Whittle, I think, writes at his finest on Boyd. I heartily concur with the recommendation to read both parts of Bill's excellent essay.
(And sure, read more on Boyd and OODA as well.)
I have followed Bill's essays since I discovered the blogosphere here thingy. Way back when I was searching for a rational explanation for 9-11. SURPRISE - There wasn't one, I came to find. But Whittle and den Beste made me think in other ways. WoC was a respite from the screeching of the Left and another rational island in what was and is a cacaphony of voices.
I recommend his collection of essays, when read as a work they are something else. If you want to have Plato or Locke or even Buckley, they are not for you, but they are a not-so-common man's views written for the everyday folks in the world.

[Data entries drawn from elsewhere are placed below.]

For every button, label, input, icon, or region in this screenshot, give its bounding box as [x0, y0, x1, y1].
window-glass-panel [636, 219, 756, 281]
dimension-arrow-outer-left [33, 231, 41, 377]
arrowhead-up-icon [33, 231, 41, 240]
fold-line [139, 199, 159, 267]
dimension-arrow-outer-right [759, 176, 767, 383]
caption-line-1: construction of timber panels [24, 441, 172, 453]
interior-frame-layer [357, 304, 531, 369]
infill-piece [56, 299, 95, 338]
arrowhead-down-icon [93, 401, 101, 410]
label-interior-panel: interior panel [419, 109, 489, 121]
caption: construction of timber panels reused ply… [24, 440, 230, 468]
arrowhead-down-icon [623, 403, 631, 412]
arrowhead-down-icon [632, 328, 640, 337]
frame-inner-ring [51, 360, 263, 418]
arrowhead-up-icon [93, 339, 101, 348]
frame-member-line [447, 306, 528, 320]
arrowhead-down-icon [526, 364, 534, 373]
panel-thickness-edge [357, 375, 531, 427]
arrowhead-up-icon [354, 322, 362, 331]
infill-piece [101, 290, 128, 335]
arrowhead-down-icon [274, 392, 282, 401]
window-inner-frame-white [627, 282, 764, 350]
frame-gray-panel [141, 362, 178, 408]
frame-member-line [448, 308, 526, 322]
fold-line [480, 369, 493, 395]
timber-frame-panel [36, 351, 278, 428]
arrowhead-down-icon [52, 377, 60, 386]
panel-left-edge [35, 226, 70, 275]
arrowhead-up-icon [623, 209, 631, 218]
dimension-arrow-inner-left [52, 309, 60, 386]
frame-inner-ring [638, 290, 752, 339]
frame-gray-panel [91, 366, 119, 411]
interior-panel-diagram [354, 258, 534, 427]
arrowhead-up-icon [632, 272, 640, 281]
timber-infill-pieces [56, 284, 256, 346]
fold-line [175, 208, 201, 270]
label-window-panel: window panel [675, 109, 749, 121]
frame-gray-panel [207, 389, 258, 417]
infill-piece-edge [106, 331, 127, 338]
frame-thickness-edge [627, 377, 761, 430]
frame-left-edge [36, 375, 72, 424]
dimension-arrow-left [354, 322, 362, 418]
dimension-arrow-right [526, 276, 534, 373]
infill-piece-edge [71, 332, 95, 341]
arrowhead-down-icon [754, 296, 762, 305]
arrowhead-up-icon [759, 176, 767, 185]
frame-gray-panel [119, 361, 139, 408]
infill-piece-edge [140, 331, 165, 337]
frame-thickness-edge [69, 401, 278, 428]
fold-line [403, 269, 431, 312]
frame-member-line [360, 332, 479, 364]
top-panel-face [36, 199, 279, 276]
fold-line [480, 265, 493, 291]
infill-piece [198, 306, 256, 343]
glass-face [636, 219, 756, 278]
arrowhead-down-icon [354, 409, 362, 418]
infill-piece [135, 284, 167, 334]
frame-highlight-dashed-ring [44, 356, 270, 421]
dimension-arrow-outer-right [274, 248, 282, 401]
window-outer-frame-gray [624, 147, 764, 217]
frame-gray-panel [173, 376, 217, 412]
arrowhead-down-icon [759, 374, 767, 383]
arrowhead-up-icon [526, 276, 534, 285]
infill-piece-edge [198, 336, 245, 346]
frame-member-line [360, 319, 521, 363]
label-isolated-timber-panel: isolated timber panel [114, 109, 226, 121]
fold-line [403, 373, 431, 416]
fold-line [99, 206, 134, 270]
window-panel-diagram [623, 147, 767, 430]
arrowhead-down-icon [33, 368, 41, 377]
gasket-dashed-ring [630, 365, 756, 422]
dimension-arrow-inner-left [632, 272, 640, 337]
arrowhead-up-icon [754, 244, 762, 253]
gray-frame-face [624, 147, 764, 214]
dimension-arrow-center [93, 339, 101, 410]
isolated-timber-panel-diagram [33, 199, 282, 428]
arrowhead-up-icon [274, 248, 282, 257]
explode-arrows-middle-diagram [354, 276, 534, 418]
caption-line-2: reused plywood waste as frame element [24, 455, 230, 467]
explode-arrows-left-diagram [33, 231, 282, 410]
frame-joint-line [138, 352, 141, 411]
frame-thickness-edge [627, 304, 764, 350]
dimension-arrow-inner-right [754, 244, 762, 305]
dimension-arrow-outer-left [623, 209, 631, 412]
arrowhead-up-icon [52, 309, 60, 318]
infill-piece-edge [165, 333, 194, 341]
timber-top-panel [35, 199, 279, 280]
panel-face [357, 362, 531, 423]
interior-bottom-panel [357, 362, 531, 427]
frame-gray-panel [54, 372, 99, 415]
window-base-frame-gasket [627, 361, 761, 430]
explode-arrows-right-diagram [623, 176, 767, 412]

Boyd's OODA loop and flight manuevers are something to stimulate the mind. The Thach Weave is a simple and elegant solution to a not so obvious problem.
Count me as another fan of Col. Boyd. Another useful document is Robert Coram's biography of Boyd.
BTW, anyone who's run into the notion of 'decision loops' in management theory has already imbibed a little of Boyd's theory, though it's origin isn't often credited.
Yup, Bill's grandfather invented the jet engine for the allies, and laid the foundation for jet aircraft in Britain and America.
The link re: previous Winds coverage includes links to other Boyd-related resources, from OODA loops to other aspects of his theories.
Power back on at last... storm coming tomorrow. Oh, yeah.
...they are men who survive because they can (and have) initiated 16-to-1 fights because they possess the confidence – actually, the untrammeled ego – to know they will win.
That reminds me of a story told to me by a Luftwaffe pilot involving a P51. This fellow had test flown most of the Allied aircraft, fixed up after being downed, and had noted that the P51 stalled out without any warning vibration of the stick. Well, towards the end of the war he was leading a shwarm of inexperienced pilots low to the ground when they were attacked by a single Mustang. Rather than dog fight, he had the group fly in a close circle, flaps out, as slow as they could, and when the Mustang tried to follow them around it suddenly stalled out and crashed. The Luftwaffe guy was quite proud of this feat, but he agreed with me that the Mustang pilot was perhaps a bit foolish to attack the whole schwarm in the first place.
With many thanks for the kind words, I just felt the need to clarify: I am not -- as far as I know -- related to Sir Frank Whittle in any way other than spiritually, much as I would like to be.